Problem with stiff ODE solved by Julia

There’s an ODE to be solved. It’s a chemical reaction system. There is 863 reactions and 230 species. The system is quite stiff and large. So I ues some algorithms advised by Solving Large Stiff Equations · DifferentialEquations.jl. I tried every algorithms, but the values never change at each step. In another word, the ODE solver cannot catch the small change.

So I wanna to know how I can sovle such ODE system. I just want to make the values change, so the time efficiency can be considered later.


This almost ceratinly means you coded your function incorrectly. if I had to guess, it would be that you used the in place form of f(du, u, p, t) but didn’t update du, but it’s hard to say for sure without seeing the code.
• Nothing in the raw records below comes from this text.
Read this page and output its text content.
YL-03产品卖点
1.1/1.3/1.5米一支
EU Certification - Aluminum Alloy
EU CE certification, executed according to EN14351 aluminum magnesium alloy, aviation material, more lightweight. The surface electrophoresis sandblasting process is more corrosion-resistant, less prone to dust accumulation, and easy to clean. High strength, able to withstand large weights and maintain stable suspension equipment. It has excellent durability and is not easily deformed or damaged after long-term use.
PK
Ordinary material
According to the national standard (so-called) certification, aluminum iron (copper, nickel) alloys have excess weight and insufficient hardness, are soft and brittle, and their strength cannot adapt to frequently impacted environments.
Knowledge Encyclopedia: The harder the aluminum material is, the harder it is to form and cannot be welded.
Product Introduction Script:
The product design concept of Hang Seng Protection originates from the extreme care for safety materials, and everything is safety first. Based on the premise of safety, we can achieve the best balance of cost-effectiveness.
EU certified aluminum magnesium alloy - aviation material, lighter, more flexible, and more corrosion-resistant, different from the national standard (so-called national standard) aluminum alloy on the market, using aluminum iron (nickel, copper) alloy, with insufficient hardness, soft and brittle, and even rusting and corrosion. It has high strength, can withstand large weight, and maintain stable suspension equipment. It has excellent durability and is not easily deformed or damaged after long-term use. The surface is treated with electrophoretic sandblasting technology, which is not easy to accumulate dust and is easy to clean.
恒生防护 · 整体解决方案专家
Here is the code. It seems du will update. Whatever algorithm I try, the value will not change.

function crnn(du,c,k,t)
    c = reshape(c,(230,1))
    k = reshape(k,(863,1))
    log_r = w_in * @.log(clamp(c,1e-35,1e15))
    log_r = log_r +  @.log(clamp(k,1e-35,1e15))
    r = @.exp(log_r);
    du = w_out' * r;
    return du;

using Symbolics
tspan = [0,1]
du0 = copy(conc[1,:])
jac_sparsity = Symbolics.jacobian_sparsity((du,u)-> crnn(du,u,k[1,:],0.0),du0,conc[1,:])
f = ODEFunction(crnn;jac_prototype=float.(jac_sparsity))
prob = ODEProblem(f, conc[1,:], tspan, k[1,:])
sol = solve(prob,KenCarp47(linsolve=KrylovJL_GMRES()))
for i in 1:230
    println(sol.u[2][i] - sol.u[1][i])
1 Like

Yeah. My guess was correct. You need du .= w_out' * r; Julia uses “pass by sharing” so when you say du = ... you aren’t changing du you’re just making a new du. Also the return du` isn’t doing anything here since you’re using the in-place formulation.
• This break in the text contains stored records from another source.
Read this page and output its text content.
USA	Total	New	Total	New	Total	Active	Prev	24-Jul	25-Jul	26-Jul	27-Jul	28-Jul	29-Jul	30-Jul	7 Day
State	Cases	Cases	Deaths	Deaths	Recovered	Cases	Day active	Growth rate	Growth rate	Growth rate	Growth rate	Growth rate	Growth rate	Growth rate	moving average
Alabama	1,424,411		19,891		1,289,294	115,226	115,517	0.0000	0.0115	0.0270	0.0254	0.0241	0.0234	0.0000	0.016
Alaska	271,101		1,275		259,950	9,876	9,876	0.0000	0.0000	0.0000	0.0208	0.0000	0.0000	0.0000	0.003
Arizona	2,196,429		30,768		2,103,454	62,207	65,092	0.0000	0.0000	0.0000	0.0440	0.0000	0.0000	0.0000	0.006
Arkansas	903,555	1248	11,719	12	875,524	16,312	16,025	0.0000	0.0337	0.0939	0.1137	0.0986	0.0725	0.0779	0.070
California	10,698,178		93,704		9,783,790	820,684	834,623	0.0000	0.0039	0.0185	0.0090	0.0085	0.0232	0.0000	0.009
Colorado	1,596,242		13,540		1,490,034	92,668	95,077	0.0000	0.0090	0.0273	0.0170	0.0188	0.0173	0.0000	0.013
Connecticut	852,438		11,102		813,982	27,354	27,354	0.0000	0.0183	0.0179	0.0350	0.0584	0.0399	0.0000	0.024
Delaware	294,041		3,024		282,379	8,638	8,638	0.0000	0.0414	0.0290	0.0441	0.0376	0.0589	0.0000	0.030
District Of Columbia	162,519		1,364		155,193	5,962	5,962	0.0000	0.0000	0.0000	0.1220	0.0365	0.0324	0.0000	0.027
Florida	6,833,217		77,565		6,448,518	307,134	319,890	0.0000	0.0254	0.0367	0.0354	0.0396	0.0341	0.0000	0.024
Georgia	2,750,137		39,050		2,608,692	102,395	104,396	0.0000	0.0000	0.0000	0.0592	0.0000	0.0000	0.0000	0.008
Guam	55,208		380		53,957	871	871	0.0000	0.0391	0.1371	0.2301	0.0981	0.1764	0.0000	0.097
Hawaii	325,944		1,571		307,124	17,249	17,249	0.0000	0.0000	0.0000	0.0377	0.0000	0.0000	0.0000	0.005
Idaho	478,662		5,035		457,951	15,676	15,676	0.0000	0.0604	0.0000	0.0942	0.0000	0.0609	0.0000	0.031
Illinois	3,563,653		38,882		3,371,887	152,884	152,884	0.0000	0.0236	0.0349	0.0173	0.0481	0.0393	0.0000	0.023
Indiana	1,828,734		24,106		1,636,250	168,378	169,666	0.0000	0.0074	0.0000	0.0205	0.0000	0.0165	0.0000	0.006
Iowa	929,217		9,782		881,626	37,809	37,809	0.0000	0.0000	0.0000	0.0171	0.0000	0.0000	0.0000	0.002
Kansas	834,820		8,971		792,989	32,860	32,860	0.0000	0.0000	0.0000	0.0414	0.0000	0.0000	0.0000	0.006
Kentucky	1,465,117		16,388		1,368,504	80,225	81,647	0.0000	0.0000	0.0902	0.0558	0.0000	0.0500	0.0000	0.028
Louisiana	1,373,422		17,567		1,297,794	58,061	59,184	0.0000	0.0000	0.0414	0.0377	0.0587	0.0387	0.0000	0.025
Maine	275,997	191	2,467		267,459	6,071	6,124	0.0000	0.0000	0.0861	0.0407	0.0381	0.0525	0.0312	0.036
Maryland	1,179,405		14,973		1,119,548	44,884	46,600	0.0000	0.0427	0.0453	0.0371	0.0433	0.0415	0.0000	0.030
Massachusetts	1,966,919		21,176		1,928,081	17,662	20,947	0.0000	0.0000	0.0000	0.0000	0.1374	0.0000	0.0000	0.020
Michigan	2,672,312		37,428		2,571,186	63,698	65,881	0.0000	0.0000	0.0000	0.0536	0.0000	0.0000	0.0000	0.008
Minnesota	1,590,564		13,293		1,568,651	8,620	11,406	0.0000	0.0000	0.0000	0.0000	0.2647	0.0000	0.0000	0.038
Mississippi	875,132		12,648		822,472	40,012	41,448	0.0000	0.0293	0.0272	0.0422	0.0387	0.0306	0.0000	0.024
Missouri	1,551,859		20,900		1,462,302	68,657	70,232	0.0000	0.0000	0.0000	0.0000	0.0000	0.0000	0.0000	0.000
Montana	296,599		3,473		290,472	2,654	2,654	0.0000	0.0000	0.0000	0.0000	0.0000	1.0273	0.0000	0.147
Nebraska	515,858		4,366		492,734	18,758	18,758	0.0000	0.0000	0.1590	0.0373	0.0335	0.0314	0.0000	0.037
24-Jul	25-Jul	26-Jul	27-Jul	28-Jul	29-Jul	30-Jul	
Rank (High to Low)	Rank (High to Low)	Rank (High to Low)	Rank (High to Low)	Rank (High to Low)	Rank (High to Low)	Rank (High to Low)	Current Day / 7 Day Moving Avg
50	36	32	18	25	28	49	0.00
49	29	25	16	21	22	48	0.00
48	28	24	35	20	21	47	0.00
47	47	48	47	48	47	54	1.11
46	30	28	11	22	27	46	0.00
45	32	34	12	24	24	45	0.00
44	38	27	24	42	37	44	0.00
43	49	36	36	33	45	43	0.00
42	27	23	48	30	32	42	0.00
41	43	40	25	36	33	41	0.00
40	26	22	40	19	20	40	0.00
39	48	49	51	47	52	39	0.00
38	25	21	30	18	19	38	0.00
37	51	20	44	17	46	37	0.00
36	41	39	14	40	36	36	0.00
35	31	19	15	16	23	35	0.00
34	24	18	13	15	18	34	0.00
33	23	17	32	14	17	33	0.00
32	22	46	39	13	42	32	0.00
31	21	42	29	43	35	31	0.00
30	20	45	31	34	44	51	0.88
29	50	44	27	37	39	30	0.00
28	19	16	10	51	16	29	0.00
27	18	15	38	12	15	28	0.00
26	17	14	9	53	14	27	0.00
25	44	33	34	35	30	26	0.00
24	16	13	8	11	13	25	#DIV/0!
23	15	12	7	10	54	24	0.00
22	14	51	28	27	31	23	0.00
Could you please help me to solve my problem?

Please see the post: Forecasting time series data with neural ordinary differential equations in Julia

Could you please help?

It’s also unclear what is intended with w_out. Is it intentionally global?

Might help to do a MWE with a small, stiff, toy system. That can help separate syntax issues from the question of how to solve stiff systems.